I've heard this before, but heard it reiterated at a lunch-hour plain language seminar yesterday. The F-pattern is a variation on the classic newspaper inverted pyramid: put the most important stuff in the first couple of lines because odds are that's all most readers are ever going to look at. It's also the exact opposite of the way the scientists, the subject matter experts (the SMEs), here at Large Nameless Agency are trained to write. Scientists are big believers in burying readers alive in paragraph after paragraph of details that build to a (sort of) conclusion, the academic/scholarly writing pattern that dictates you state a thesis, pile on facts, and then eventually, many, many pages later, tell people additional research is needed.
Example: want to warn people that electricity can kill you? Typical scientist's approach would be to give it a complex title ("The potentially fatal consequences of accidental exposure to electrical current"), explain the entire history of electricity, starting maybe with galvanic reactions in frogs being studied in the 18th century, a reference or two to Franklin flying kites and Edison electrocuting elephants to prove that alternating current could kill you, and then, after many, many dense pages, ending with a "and in conclusion it's probably a bad idea to drop a blow dryer into a bathtub." Left to their own devices the SMEs would produce fact "sheets" running 10 or 20 pages long. Which is why LNA employs writer-editors.
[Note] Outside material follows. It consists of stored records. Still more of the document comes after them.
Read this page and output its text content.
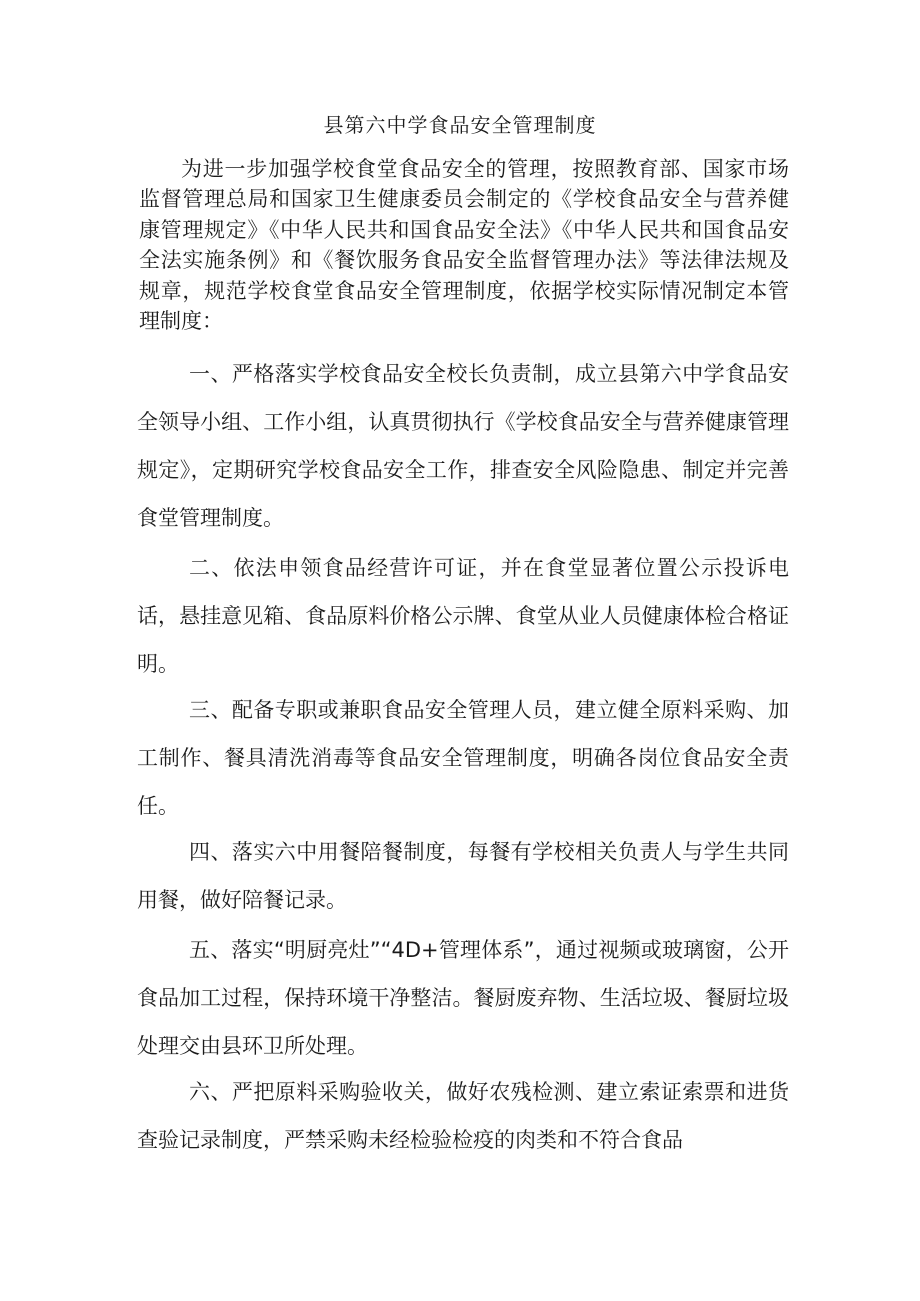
县第六中学食品安全管理制度

为进一步加强学校食堂食品安全的管理，按照教育部、国家市场监督管理总局和国家卫生健康委员会制定的《学校食品安全与营养健康管理规定》《中华人民共和国食品安全法》《中华人民共和国食品安全法实施条例》和《餐饮服务食品安全监督管理办法》等法律法规及规章，规范学校食堂食品安全管理制度，依据学校实际情况制定本管理制度：

一、严格落实学校食品安全校长负责制，成立县第六中学食品安全领导小组、工作小组，认真贯彻执行《学校食品安全与营养健康管理规定》，定期研究学校食品安全工作，排查安全风险隐患、制定并完善食堂管理制度。

二、依法申领食品经营许可证，并在食堂显著位置公示投诉电话，悬挂意见箱、食品原料价格公示牌、食堂从业人员健康体检合格证明。

三、配备专职或兼职食品安全管理人员，建立健全原料采购、加工制作、餐具清洗消毒等食品安全管理制度，明确各岗位食品安全责任。

四、落实六中用餐陪餐制度，每餐有学校相关负责人与学生共同用餐，做好陪餐记录。

五、落实“明厨亮灶”“4D+管理体系”，通过视频或玻璃窗，公开食品加工过程，保持环境干净整洁。餐厨废弃物、生活垃圾、餐厨垃圾处理交由县环卫所处理。

六、严把原料采购验收关，做好农残检测、建立索证索票和进货查验记录制度，严禁采购未经检验检疫的肉类和不符合食品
We take the 20 page fact sheet and turn it into a one pager with a title that screams "Electricity can kill you" followed by bullet points, e.g., "Don't touch downed power lines." And then we get to listen to the SMEs scream that we've dumbed it down and eliminated the science. Then the science officer takes our carefully crafted inverted pyramid and flips it upside down, insists on shoving in 200 or 300 words-worth of extraneous polysyllables, and wonders why the web site isn't getting the traffic he or she thinks it should. Maybe one of these days they'll figure out that it doesn't matter how good the science is if the people they're trying to serve (the general public) doesn't understand it.